Marine Le Pen aura-t-elle l’opportunité de se présenter à l'élection présidentielle pour une quatrième fois ? La question demeure ouverte alors que la cour d’appel doit rendre sa décision d’ici la fin du printemps ou au début de l’été. En attendant, la succession à la tête du Rassemblement national pourrait ne pas se résoudre aussi facilement que prévu, avertit Stéphane Vernay, rédacteur en chef délégué et analyste des affaires politiques.
Le procès en appel des assistants parlementaires du Front national, dont Marine Le Pen est l'une des figures majeures, arrive à son terme. La dernière audience s'est tenue le 11 février. Toutefois, le dénouement de cette affaire ne sera connu qu’au début de l’été, laissant planer un voile d’incertitude sur la capacité de Le Pen à briguer la présidence de la République.

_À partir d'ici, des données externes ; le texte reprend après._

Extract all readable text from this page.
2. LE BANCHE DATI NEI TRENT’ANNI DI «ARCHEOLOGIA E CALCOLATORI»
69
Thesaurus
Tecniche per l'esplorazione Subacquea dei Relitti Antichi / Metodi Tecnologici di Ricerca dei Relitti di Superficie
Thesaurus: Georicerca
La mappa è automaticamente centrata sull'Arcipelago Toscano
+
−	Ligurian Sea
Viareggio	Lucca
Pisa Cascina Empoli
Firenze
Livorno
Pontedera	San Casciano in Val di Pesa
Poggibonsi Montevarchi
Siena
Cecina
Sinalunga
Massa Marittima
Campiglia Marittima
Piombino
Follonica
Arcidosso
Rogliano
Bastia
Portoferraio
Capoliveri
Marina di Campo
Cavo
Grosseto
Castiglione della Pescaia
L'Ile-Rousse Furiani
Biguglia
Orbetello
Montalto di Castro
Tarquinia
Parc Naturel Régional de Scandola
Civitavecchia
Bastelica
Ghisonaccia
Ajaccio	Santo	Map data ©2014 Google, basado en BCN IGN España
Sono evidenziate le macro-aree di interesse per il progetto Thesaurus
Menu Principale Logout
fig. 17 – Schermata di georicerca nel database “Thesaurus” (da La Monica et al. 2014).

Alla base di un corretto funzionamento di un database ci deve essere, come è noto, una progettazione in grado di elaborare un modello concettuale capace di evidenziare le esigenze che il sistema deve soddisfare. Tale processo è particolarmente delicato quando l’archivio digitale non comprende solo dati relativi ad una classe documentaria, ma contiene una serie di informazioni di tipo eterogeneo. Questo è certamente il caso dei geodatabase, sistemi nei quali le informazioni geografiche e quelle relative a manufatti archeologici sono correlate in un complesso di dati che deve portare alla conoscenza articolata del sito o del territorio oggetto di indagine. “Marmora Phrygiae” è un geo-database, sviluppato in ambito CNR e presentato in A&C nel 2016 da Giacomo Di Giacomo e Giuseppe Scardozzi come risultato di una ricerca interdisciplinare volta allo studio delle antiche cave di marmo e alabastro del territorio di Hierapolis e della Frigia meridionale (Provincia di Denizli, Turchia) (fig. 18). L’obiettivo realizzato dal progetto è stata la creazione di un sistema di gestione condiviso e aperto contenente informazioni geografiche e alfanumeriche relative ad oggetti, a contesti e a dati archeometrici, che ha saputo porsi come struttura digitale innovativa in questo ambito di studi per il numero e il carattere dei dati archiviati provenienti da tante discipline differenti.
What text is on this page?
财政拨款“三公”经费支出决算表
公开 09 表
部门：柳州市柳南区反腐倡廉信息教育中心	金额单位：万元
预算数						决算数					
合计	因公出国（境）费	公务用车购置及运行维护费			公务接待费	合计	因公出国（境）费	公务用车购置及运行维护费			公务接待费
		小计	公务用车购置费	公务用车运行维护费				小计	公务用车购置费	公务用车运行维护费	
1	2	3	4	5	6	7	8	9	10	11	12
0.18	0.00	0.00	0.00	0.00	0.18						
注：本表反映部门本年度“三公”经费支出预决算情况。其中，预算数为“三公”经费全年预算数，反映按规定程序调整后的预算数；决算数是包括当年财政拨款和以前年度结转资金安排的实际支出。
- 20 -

L’ancienne dirigeante du Rassemblement national est d’ores et déjà désignée comme candidate de son parti pour 2027, mais le climat judiciaire autour d'elle soulève des doutes. Les accusations qui pèsent sur elle, ainsi que le ton des débats en appel, suggèrent peu de chances de relaxe. Une éventuelle condamnation pourrait entraîner une interdiction de se présenter aux élections, un scénario que beaucoup craignent.
La législation prévoit des peines allant jusqu’à dix ans d’inéligibilité. En première instance, les juges avaient fixé la peine à cinq ans, tandis que le parquet a maintenu cette demande en appel. Si cette décision est confirmée, Le Pen pourrait se voir contrainte de renoncer à sa candidature en 2027. Dans une interview accordée à Ouest-France, elle avait déclaré : « Si la cour de cassation devait rendre une décision trop proche du scrutin, la campagne du Rassemblement national ne pourrait pas se dérouler dans de bonnes conditions. Je ne sacrifierai pas le sort du pays au mien. »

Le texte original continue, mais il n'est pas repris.